Mal at one point thinks that God is not welcome on his boat, which is what he told Book in The Train Job.
Covington’s cargo supposedly is to go to Bellerophon, which is where Mal stole the Lassiter with Saffron in Trash.
Mal asks his kidnappers if they’re headed for Pelorum, a planet Mal will visit in Better Days (Part 2) and in the subsequent novels.
Simon worries that he and River may have to don suits and cling to the outside of the ship again, as they did in Bushwhacked.

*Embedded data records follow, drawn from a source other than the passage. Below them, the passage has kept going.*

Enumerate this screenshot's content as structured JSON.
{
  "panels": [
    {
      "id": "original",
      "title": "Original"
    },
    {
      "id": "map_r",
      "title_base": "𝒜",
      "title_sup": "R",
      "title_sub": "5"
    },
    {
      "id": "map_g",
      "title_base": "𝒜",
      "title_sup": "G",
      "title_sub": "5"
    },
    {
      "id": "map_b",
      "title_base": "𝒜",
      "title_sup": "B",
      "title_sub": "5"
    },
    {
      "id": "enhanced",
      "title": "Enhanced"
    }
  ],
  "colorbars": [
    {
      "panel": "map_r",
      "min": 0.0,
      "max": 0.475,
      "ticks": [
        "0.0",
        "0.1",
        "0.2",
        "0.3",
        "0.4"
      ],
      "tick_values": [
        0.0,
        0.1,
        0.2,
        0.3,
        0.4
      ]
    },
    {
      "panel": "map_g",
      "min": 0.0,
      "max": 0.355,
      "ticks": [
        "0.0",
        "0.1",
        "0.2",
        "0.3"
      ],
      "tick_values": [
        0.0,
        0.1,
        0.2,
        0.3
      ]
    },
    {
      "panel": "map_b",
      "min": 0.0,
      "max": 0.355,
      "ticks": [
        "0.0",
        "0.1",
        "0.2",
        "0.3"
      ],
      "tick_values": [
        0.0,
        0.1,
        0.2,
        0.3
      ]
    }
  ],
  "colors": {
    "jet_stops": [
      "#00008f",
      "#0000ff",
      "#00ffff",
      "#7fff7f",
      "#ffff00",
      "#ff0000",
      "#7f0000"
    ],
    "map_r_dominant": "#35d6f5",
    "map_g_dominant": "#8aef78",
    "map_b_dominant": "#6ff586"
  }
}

The Mule Serenity is now using is the hovering one used in the feature film. Kaylee mentions that she ultimately gave up repairing the old one after it was used as a projectile to invade Niska’s Skyplex in War Stories.
Simon recalls Jayne selling him and River out in Ariel.
Wash mentions that Inara did well when they needed her help on Higgin’s Moon which happened in Jaynestown.
Book elaborates on his time at the Abbey, which we saw in The Shepherd’s Tale. Mika Wong claims to have been at the meeting when Derrial Book was forced out of service due to the IAV Alexander disaster.
Toby recalls that Jamie Adare tied at the Battle of Sturges, which was saw in flashback in Those Left Behind.